Thursday, June 28, 2007

blast to the past

A long, long time ago, I was a freshman in college. I was so excited to load up my explorer and move into the dorms with 2 random roommates. My whole life fit into a few boxes and and would be cramped up in the room that was in Reid Hall (the only dorm I saw on campus back during Preview that I said looked sad and dingy). I learned to love living in that tiny space.
I enjoyed the little accomplishments that came with living "on my own" for the first time. For example, I remember the first time I realized I had run out of clean clothes. I sat down on the dorm floor and tried desperately to remember my mom's laundry words of wisdom. My much more experienced roommate, Maggie, looked at me laughingly and asked, "Had I really never done my own laundry?!" And seriously, apart from moving clothes from washer to dryer, the laundry world was an unknown land of mystery to me. "Is an orange gator shirt a dark or a light?" "Do I have to do something special to keep my bras in good shape?" "How do you wash a striped shirt?".
I remember how excited I was when I could claim that I had used an entire tube of toothpaste from start to finish, all by myself ! I loved doing my own laundry, pretending I could cook in the dorm kitchen, using my own toothpaste and running off at all hours of the night to get ice cream at the union.
My roommate taught me much more than which clothes were dark and which were light. She taught me the beauty of wearing a thong, sat with me during my first beers (on her birthday) and showed me how to put make-up on. Before college, the only alcohol I'd ever had was the wine at church.
I remember dreaming of law school and how I would dress fashionably beautiful and impress the jury and judges and win lots of cases. I figured out which classes I had to go to and which I could skip and still pass. I did crosswords with Rachel during Calc 2 lecture and paid highly focused attention during TA class.
Somewehere between the 5 apartments and 12 roommates I had during my college years, law school lept out of the picture, the ideas teaching, nursing and motherhood crept in and out and then I graduated. I lost the explorer (to a relatively harmless incident with lots of speed and a gaurd rail on I-175) and switched to a more sensible car that would take me into the years after college and could suit the needs of the possiblity of children. There was a period between my junior and senior year when I realized that I was doing it all way! too! fast! I met a boy and we fell in love. I took off for Australia for a couple of months to slow the pace of college and the impending graduation that carried with it an enormous amount of pressure.

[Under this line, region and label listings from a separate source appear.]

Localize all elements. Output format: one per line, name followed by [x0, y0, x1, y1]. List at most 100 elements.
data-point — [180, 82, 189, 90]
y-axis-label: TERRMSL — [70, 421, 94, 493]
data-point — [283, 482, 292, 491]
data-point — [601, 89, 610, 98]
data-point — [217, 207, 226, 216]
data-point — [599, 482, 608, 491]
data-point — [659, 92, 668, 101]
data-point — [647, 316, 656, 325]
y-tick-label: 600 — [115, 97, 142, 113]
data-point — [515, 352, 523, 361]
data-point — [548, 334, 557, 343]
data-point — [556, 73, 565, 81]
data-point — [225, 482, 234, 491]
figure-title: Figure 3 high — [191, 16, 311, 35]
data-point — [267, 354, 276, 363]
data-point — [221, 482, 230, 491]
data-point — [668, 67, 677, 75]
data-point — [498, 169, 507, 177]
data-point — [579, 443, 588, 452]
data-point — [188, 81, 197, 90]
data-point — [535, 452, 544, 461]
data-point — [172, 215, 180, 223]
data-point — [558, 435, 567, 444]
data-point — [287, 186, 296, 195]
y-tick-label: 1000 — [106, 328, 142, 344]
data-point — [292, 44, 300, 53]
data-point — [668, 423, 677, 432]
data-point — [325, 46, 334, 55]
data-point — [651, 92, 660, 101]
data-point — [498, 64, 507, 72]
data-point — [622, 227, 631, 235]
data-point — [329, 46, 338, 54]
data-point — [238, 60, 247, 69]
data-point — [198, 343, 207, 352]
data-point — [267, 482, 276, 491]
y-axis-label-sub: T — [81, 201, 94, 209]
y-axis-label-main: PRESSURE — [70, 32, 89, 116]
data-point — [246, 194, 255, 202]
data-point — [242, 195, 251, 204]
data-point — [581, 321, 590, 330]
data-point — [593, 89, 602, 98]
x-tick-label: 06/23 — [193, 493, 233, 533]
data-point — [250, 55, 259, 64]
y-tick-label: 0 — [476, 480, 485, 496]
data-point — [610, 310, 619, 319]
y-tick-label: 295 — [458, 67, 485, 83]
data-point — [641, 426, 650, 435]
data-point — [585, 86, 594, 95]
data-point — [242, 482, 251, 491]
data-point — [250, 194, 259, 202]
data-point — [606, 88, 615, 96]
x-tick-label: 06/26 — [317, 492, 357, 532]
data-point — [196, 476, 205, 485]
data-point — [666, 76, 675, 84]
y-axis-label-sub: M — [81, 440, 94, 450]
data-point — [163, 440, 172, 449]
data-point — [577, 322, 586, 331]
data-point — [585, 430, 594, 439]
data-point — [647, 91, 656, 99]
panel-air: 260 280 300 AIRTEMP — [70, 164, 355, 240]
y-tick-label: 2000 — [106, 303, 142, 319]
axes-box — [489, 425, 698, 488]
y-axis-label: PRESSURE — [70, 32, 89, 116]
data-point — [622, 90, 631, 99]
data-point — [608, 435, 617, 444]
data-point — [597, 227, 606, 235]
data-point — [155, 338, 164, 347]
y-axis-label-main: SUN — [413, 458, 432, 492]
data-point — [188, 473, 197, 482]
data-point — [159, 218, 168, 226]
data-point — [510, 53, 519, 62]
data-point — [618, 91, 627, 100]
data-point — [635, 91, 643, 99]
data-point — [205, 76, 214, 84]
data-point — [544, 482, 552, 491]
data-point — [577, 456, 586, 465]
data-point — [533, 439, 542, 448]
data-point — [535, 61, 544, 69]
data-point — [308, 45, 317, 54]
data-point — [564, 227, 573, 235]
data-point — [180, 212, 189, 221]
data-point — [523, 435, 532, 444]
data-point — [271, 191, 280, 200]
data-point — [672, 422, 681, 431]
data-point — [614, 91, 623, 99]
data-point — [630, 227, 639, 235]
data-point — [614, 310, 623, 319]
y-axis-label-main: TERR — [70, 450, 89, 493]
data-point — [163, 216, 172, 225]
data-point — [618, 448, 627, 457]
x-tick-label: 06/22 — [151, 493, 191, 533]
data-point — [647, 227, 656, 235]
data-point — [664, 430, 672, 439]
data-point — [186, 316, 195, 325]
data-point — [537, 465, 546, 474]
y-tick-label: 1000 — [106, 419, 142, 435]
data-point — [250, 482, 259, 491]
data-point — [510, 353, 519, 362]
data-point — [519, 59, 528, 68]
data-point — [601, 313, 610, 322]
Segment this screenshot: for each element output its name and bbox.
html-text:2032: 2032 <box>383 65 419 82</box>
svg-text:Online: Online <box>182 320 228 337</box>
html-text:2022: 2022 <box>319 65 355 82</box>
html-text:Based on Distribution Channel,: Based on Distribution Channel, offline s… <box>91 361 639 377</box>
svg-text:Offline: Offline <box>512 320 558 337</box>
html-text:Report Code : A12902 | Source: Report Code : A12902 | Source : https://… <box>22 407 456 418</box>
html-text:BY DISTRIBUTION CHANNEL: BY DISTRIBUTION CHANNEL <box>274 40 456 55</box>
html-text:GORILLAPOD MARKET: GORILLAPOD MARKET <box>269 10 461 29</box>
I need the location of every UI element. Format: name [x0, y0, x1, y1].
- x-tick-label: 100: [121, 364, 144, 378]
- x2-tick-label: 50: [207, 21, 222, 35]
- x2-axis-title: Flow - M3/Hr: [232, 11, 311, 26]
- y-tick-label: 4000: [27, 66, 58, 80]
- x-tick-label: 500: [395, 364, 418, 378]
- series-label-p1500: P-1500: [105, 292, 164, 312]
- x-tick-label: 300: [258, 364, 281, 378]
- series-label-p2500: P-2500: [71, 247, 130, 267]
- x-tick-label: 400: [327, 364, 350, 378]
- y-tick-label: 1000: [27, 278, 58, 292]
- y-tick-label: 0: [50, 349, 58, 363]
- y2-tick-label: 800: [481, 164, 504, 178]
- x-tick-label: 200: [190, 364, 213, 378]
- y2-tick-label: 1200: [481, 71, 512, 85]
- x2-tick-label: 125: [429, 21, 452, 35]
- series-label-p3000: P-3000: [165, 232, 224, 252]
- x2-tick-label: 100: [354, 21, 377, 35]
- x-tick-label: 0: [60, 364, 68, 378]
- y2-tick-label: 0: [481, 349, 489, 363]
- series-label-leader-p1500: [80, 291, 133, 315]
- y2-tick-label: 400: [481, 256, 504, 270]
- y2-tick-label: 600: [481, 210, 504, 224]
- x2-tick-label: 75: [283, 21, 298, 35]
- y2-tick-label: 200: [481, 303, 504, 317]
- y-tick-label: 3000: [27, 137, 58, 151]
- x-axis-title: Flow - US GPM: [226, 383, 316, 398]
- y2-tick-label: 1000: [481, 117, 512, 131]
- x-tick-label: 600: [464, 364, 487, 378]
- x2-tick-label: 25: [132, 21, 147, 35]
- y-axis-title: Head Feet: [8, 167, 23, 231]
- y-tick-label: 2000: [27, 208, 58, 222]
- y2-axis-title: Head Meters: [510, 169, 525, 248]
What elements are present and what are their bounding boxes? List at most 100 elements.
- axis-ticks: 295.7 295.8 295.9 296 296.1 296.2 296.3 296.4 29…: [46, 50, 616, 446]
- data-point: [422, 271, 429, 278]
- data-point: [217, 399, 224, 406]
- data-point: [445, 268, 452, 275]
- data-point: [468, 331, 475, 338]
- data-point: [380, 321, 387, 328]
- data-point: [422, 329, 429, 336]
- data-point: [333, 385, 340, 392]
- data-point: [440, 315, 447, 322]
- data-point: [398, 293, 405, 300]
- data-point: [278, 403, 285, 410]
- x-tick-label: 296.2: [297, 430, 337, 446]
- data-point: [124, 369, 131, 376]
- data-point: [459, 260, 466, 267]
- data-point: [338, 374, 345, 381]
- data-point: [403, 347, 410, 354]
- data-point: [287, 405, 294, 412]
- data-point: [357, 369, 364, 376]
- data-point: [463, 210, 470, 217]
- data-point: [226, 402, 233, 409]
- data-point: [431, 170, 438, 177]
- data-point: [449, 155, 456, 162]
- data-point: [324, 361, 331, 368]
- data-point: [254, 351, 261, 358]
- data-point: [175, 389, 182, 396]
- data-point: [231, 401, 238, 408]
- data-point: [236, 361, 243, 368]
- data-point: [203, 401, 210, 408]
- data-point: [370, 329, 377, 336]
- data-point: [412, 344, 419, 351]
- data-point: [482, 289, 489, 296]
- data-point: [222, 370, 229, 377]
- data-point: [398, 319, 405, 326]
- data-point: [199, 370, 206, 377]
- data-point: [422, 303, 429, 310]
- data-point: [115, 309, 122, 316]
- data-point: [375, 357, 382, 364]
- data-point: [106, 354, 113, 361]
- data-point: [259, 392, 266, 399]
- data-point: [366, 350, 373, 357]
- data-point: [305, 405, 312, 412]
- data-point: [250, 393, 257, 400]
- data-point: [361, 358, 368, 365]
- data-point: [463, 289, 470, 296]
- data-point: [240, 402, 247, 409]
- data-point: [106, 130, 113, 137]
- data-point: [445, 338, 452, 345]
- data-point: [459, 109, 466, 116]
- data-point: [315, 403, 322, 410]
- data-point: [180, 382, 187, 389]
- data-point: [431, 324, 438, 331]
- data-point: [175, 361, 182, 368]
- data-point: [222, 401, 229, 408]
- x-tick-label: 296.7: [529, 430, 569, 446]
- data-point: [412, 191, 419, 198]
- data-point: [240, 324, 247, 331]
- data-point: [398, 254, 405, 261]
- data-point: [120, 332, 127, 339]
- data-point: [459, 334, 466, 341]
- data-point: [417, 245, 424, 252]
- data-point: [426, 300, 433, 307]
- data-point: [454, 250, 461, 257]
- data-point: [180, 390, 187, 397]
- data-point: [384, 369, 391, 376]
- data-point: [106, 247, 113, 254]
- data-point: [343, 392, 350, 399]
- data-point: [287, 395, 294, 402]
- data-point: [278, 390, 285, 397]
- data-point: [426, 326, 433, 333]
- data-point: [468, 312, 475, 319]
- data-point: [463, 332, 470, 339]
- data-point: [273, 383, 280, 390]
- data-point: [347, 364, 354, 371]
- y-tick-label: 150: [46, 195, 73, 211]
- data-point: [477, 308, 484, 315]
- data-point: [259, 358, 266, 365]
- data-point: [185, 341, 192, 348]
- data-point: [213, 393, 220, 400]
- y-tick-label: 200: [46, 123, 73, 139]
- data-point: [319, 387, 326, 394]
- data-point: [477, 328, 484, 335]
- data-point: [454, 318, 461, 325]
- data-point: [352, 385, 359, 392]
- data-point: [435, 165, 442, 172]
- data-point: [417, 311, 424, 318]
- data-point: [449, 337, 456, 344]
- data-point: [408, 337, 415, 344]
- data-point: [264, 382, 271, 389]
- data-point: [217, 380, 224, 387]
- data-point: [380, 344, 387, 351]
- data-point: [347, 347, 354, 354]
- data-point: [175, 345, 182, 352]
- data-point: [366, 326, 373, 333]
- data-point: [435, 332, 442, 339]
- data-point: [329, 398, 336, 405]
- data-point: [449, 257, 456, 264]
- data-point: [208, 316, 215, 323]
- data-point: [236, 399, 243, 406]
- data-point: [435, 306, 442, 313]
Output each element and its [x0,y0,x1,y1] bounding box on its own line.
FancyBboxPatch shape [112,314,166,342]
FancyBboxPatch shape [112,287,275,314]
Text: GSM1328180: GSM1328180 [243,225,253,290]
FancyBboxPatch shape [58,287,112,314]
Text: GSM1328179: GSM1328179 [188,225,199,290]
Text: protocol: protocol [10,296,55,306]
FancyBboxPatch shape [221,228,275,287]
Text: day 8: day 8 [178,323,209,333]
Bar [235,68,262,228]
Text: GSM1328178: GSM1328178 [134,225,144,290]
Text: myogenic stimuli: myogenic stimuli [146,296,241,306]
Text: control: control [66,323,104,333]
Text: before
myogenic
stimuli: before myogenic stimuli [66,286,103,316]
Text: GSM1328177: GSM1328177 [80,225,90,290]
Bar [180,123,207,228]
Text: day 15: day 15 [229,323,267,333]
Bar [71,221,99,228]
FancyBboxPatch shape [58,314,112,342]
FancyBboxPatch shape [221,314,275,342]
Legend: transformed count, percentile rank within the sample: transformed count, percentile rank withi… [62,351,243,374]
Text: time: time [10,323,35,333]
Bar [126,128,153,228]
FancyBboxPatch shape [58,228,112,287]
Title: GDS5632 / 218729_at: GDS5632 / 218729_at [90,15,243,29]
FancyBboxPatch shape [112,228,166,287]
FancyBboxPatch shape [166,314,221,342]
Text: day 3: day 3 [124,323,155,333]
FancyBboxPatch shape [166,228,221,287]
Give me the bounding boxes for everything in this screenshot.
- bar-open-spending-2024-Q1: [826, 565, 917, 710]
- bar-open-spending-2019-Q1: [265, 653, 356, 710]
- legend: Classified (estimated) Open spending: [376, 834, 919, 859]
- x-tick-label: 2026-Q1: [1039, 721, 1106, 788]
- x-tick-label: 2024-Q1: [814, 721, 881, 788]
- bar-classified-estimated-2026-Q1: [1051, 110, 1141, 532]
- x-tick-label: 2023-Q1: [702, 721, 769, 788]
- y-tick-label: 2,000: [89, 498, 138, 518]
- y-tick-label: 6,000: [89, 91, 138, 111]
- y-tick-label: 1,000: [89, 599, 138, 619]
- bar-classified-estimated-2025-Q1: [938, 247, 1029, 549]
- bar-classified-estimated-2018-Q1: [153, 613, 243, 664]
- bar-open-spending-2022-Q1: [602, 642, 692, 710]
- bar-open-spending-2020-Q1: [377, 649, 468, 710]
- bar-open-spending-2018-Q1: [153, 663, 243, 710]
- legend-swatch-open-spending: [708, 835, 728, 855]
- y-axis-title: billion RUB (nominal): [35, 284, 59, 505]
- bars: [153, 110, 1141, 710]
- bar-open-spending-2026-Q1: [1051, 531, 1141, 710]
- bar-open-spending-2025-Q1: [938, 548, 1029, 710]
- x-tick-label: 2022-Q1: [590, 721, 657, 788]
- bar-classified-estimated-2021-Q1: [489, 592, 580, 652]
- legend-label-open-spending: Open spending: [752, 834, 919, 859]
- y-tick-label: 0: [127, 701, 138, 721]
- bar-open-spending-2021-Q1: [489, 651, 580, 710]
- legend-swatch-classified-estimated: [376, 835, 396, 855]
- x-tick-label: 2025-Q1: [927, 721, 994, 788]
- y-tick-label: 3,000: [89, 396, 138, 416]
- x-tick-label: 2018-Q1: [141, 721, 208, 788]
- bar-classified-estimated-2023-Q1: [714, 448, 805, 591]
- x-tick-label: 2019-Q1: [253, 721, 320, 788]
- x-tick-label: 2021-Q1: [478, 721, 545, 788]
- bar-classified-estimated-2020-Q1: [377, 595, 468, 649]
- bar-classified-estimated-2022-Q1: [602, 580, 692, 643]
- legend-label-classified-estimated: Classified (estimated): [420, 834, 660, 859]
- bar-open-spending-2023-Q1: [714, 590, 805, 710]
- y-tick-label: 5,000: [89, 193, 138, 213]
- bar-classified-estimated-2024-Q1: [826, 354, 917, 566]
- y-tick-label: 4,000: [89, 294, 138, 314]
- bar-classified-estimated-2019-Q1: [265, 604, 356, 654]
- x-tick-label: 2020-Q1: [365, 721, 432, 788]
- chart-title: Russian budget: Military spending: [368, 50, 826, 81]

I am now sitting in my 5th apartment in the same city. I am elbow deep in disapppointment with the career path I am stumbling on now. Working the front desk at the hotel was easy enough, the Alligator was fun but stressful, I loved working at the chocolate store, and then I was ready to move on. I always assumed I would just have a fabulous job that would pay me lots of money and I would be extremely happy. Turns out, I am happy but simultaneously dissatisfied. I still enjoy doing laundry, and now I share my tubes of toothpaste with my ultra sweet boyfriend. I still wear thongs and have developed a strong obsession with shoes and purses. I drink very occassionaly. I wish I had more friends or was at least better at keeping up with the small handful of friends I do have.
I was looking at some pictures from someone's facebook (a site that is addicting and somehow marks either the level or lack of achievement I've cultivated vs what other people my age are doing) and I came across a picture of a friend who went to grad school and moved to Texas to be with the man she loved right after. She went to school for elementary education and got a job right smack in the thick of exactly what she wanted to do. She was sitting in between a huge group of fourth graders with a huge smile on her face, saying how much she loved her kids. I thought to myself, "I could do that". Laney just got a fairly decent paying job as a high school english teacher, Marcy works at high school in gainesville teaching. Other English majors did it, why can't I? Frankly, I'm afraid of failure. I'm afraid I will discover I don't like it, the way I discovered I didn't like banking and the way I'm finding I don't much care for being a secretary.
Do I really want to invest more time and more money into an education only to find that I'm not really sure I want to take my life in that direction shortly after entering that career field? There isn't really a fabulous wardrobe associated with being an elementary school teacher, pumps are almost flat out of the question. The idea of dealing with parents freaks me out. Yet, I always, always find myself toying with the idea of teaching.
Reading the Wonderful Lie has really got me thinking about what I really want to do and wondering how long it will take to get to the point of knowing. The only thing that so far seems to be working out is the fact that I am still in love.